[Question] The source code of highly optimized gemm kernel

ROCm / rocBLAS

Next generation BLAS implementation for ROCm platform

https://rocm.docs.amd.com/projects/rocBLAS/en/latest/

Other

346 stars 166 forks source link

[Question] The source code of highly optimized gemm kernel #1512

Open mmyxym opened 2 weeks ago

mmyxym commented 2 weeks ago

I'm looking for highly optimized gemm kernel source code, such as a typical f16 gemm implmentation with M,N,K=1024, but didn't find it through the repo of rocBLAS/hipBlasLt/rocWMMA/Tensile. Any information is appreciated, thanks!

babakpst commented 2 weeks ago

Thanks for your question. Almost all GEMM kernels, including F16, use assembly kernels stored in the repo for each architecture here: library/src/blas3/Tensile/Logic/asm_full. If you are interested to see the solution/kernel in the library logics for a particular GEMM or size, you need to find the size in the library and find the corresponding solutionIndex, and find it in the library. [m,n,batch,k] [solutionIndex, efficiency] Alternatively, (and f the size does not exit in the library), you can run your GEMM with this flag to print down the solutionIndex: TENSILE_DB=0X20000. The actual assembly kernels are in build_tmp in build.

mmyxym commented 1 week ago

@babakpst, thanks very much for your reply! I tried to use "TENSILE_DB=0X20000" to run torch.matmul and it gave Library logic solution index of winning solution: 39. I guess we have no assembly kernels but only binary in docker image.

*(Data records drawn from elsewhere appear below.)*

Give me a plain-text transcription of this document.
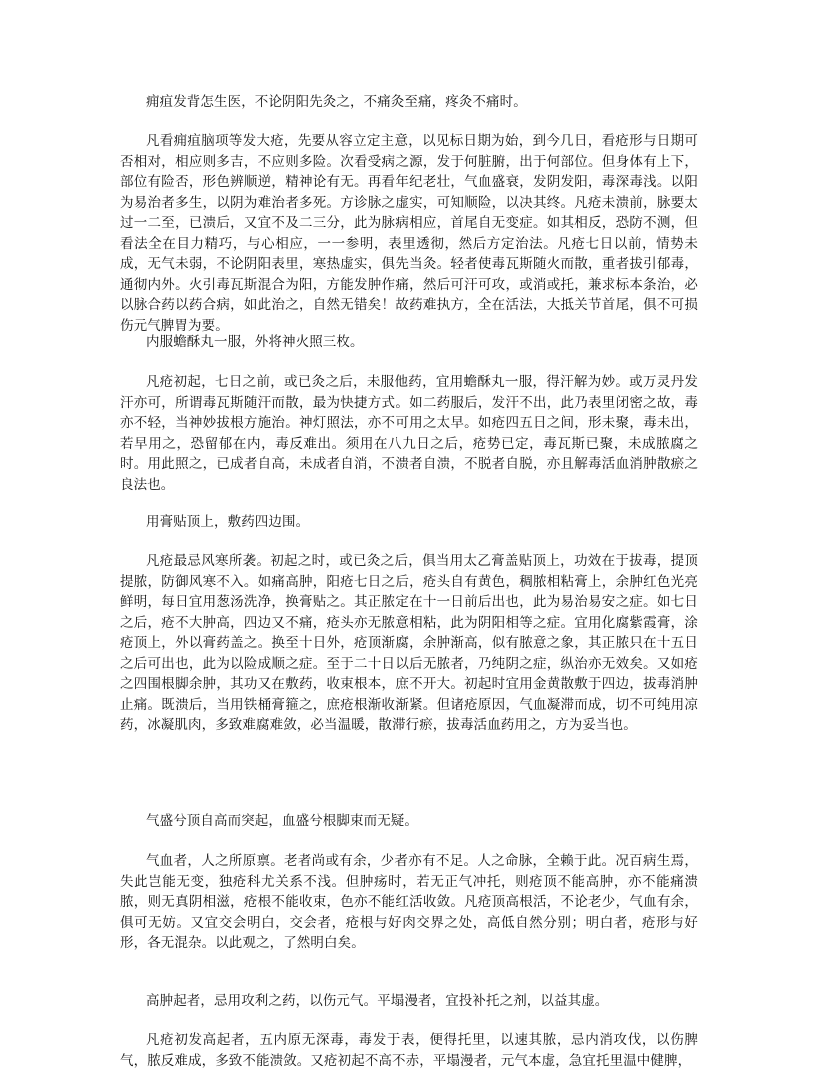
痈疽发背怎生医，不论阴阳先灸之，不痛灸至痛，疼灸不痛时。

凡看痈疽脑项等发大疮，先要从容立定主意，以见标日期为始，到今几日，看疮形与日期可否相对，相应则多吉，不应则多险。次看受病之源，发于何脏腑，出于何部位。但身体有上下，部位有险否，形色辨顺逆，精神论有无。再看年纪老壮，气血盛衰，发阴发阳，毒深毒浅。以阳为易治者多生，以阴为难治者多死。方诊脉之虚实，可知顺险，以决其终。凡疮未溃前，脉要太过一二至，已溃后，又宜不及二三分，此为脉病相应，首尾自无变症。如其相反，恐防不测，但看法全在目力精巧，与心相应，一一参明，表里透彻，然后方定治法。凡疮七日以前，情势未成，无气未弱，不论阴阳表里，寒热虚实，俱先当灸。轻者使毒瓦斯随火而散，重者拔引郁毒，通彻内外。火引毒瓦斯混合为阳，方能发肿作痛，然后可汗可攻，或消或托，兼求标本条治，必以脉合药以药合病，如此治之，自然无错矣！故药难执方，全在活法，大抵关节首尾，俱不可损伤元气脾胃为要。

内服蟾酥丸一服，外将神火照三枚。

凡疮初起，七日之前，或已灸之后，未服他药，宜用蟾酥丸一服，得汗解为妙。或万灵丹发汗亦可，所谓毒瓦斯随汗而散，最为快捷方式。如二药服后，发汗不出，此乃表里闭密之故，毒亦不轻，当神妙拔根方施治。神灯照法，亦不可用之太早。如疮四五日之间，形未聚，毒未出，若早用之，恐留郁在内，毒反难出。须用在八九日之后，疮势已定，毒瓦斯已聚，未成脓腐之时。用此照之，已成者自高，未成者自消，不溃者自溃，不脱者自脱，亦且解毒活血消肿散瘀之良法也。

用膏贴顶上，敷药四边围。

凡疮最忌风寒所袭。初起之时，或已灸之后，俱当用太乙膏盖贴顶上，功效在于拔毒，提顶提脓，防御风寒不入。如痛高肿，阳疮七日之后，疮头自有黄色，稠脓相粘膏上，余肿红色光亮鲜明，每日宜用葱汤洗净，换膏贴之。其正脓定在十一日前后出也，此为易治易安之症。如七日之后，疮不大肿高，四边又不痛，疮头亦无脓意相粘，此为阴阳相等之症。宜用化腐紫霞膏，涂疮顶上，外以膏药盖之。换至十日外，疮顶渐腐，余肿渐高，似有脓意之象，其正脓只在十五日之后可出也，此为以险成顺之症。至于二十日以后无脓者，乃纯阴之症，纵治亦无效矣。又如疮之四围根脚余肿，其功又在敷药，收束根本，庶不开大。初起时宜用金黄散敷于四边，拔毒消肿止痛。既溃后，当用铁桶膏箍之，庶疮根渐收渐紧。但诸疮原因，气血凝滞而成，切不可纯用凉药，冰凝肌肉，多致难腐难敛，必当温暖，散滞行瘀，拔毒活血药用之，方为妥当也。

气盛兮顶自高而突起，血盛兮根脚束而无疑。

气血者，人之所原禀。老者尚或有余，少者亦有不足。人之命脉，全赖于此。况百病生焉，失此岂能无变，独疮科尤关系不浅。但肿疡时，若无正气冲托，则疮顶不能高肿，亦不能痛溃脓，则无真阴相滋，疮根不能收束，色亦不能红活收敛。凡疮顶高根活，不论老少，气血有余，俱可无妨。又宜交会明白，交会者，疮根与好肉交界之处，高低自然分别；明白者，疮形与好形，各无混杂。以此观之，了然明白矣。

高肿起者，忌用攻利之药，以伤元气。平塌漫者，宜投补托之剂，以益其虚。

凡疮初发高起者，五内原无深毒，毒发于表，便得托里，以速其脓，忌内消攻伐，以伤脾气，脓反难成，多致不能溃敛。又疮初起不高不赤，平塌漫者，元气本虚，急宜托里温中健脾，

And I build rocBlas from source code and see those assembly kernels in build/release/library/src/build_tmp/TENSILE/assembly/. Could you please help me about how to associate the solution index: 39 with the exact assembly kernel? Thanks!

LeiWang1999 commented 1 week ago

I'm looking for the permute policy that rocblas applied to avoid bank conflict btw, anybody have experience about that? :)

With FP16 MFMA on MI250